How Apps Could Replace Search Engines

In digital marketing, you’re only as good as your next big idea. So while we spend a lot of our time focused on our present goals and objectives, there’s always a side of us that has one eye turned towards the future.

 

And for the immediate future, it is most likely that browsers will maintain their dominance over how we browse the internet, whether that be on your computer, phone, or tablet. After all, with over 816 billion websites currently in existence with trillions of pages, only a minute fraction of those have an app counterpart. Simply put, it would take a herculean effort on the part of developers to recreate their web content into an app environment.

 

Furthermore, it’s nearly impossible to search for content online using an app and app content itself has just recently begun to be indexed by Google and Bing so that app content appears in search results.

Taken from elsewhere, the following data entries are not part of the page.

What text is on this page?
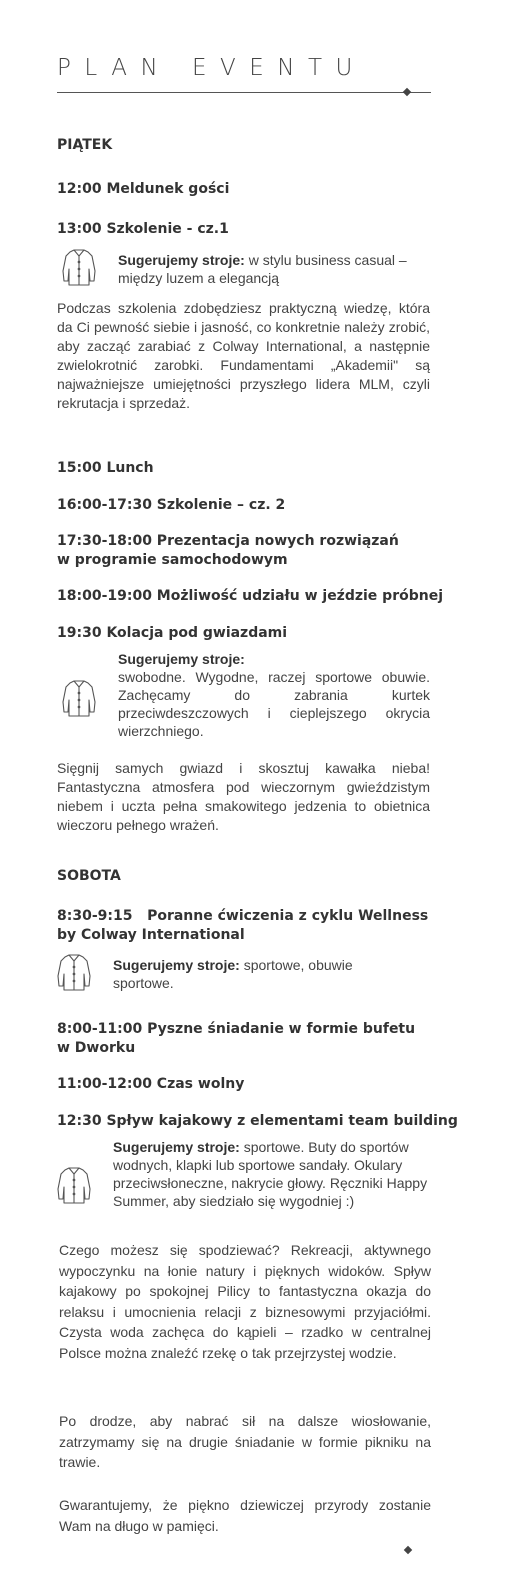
PLAN EVENTU
PIĄTEK
12:00 Meldunek gości
13:00 Szkolenie - cz.1
Sugerujemy stroje: w stylu business casual – między luzem a elegancją
Podczas szkolenia zdobędziesz praktyczną wiedzę, która da Ci pewność siebie i jasność, co konkretnie należy zrobić, aby zacząć zarabiać z Colway International, a następnie zwielokrotnić zarobki. Fundamentami „Akademii" są najważniejsze umiejętności przyszłego lidera MLM, czyli rekrutacja i sprzedaż.
15:00 Lunch
16:00-17:30 Szkolenie – cz. 2
17:30-18:00 Prezentacja nowych rozwiązań
w programie samochodowym
18:00-19:00 Możliwość udziału w jeździe próbnej
19:30 Kolacja pod gwiazdami
Sugerujemy stroje:
swobodne. Wygodne, raczej sportowe obuwie. Zachęcamy do zabrania kurtek przeciwdeszczowych i cieplejszego okrycia wierzchniego.
Sięgnij samych gwiazd i skosztuj kawałka nieba! Fantastyczna atmosfera pod wieczornym gwieździstym niebem i uczta pełna smakowitego jedzenia to obietnica wieczoru pełnego wrażeń.
SOBOTA
8:30-9:15   Poranne ćwiczenia z cyklu Wellness
by Colway International
Sugerujemy stroje: sportowe, obuwie sportowe.
8:00-11:00 Pyszne śniadanie w formie bufetu
w Dworku
11:00-12:00 Czas wolny
12:30 Spływ kajakowy z elementami team building
Sugerujemy stroje: sportowe. Buty do sportów wodnych, klapki lub sportowe sandały. Okulary przeciwsłoneczne, nakrycie głowy. Ręczniki Happy Summer, aby siedziało się wygodniej :)
Czego możesz się spodziewać? Rekreacji, aktywnego wypoczynku na łonie natury i pięknych widoków. Spływ kajakowy po spokojnej Pilicy to fantastyczna okazja do relaksu i umocnienia relacji z biznesowymi przyjaciółmi. Czysta woda zachęca do kąpieli – rzadko w centralnej Polsce można znaleźć rzekę o tak przejrzystej wodzie.
Po drodze, aby nabrać sił na dalsze wiosłowanie, zatrzymamy się na drugie śniadanie w formie pikniku na trawie.
Gwarantujemy, że piękno dziewiczej przyrody zostanie Wam na długo w pamięci.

And to rank that app, the search engines require a companion website that links to content within the mobile app.

 

In addition, apps aren’t really built to efficiently browse the web yet. While browsers can download each web page they visit within a second or two, with apps it can take up to a couple of minutes and the content takes up valuable screen space and hard drive memory.

 

However, Google has revealed that they silently acquired a startup called Agawi last year that essentially streams apps, much in the way that YouTube streams video. Currently, Google is positioning this technology as a way for users to try an app without having to download the full file.

 

However, some analysts are arguing that this is setting up the path for Google to make mobile searching quicker and less cumbersome on memory than it currently it. With the use of mobile increasing by 400% in the past 8 years and recently overtaking desktop computers in the amount of time spent online, Google knows it’s going to need an edge to compete in a mobile world.

 

Thus, as digital marketers, we need to take into consideration the rise of apps as they relate to websites and consider the very possible future in which they will need to focus on optimizing and marketing apps alongside, and eventually instead of, browser-based websites.

 

While this is simply a hypothesis, it would likely do you and your team a great deal of good to start strategizing how to pitch to clients the need for succeeding in the app-based internet. By researching and better understanding how apps are indexed by search engines, you will prepare yourself and your team for a future shift toward app-based browsing and keep your clients on the top of the search results pages.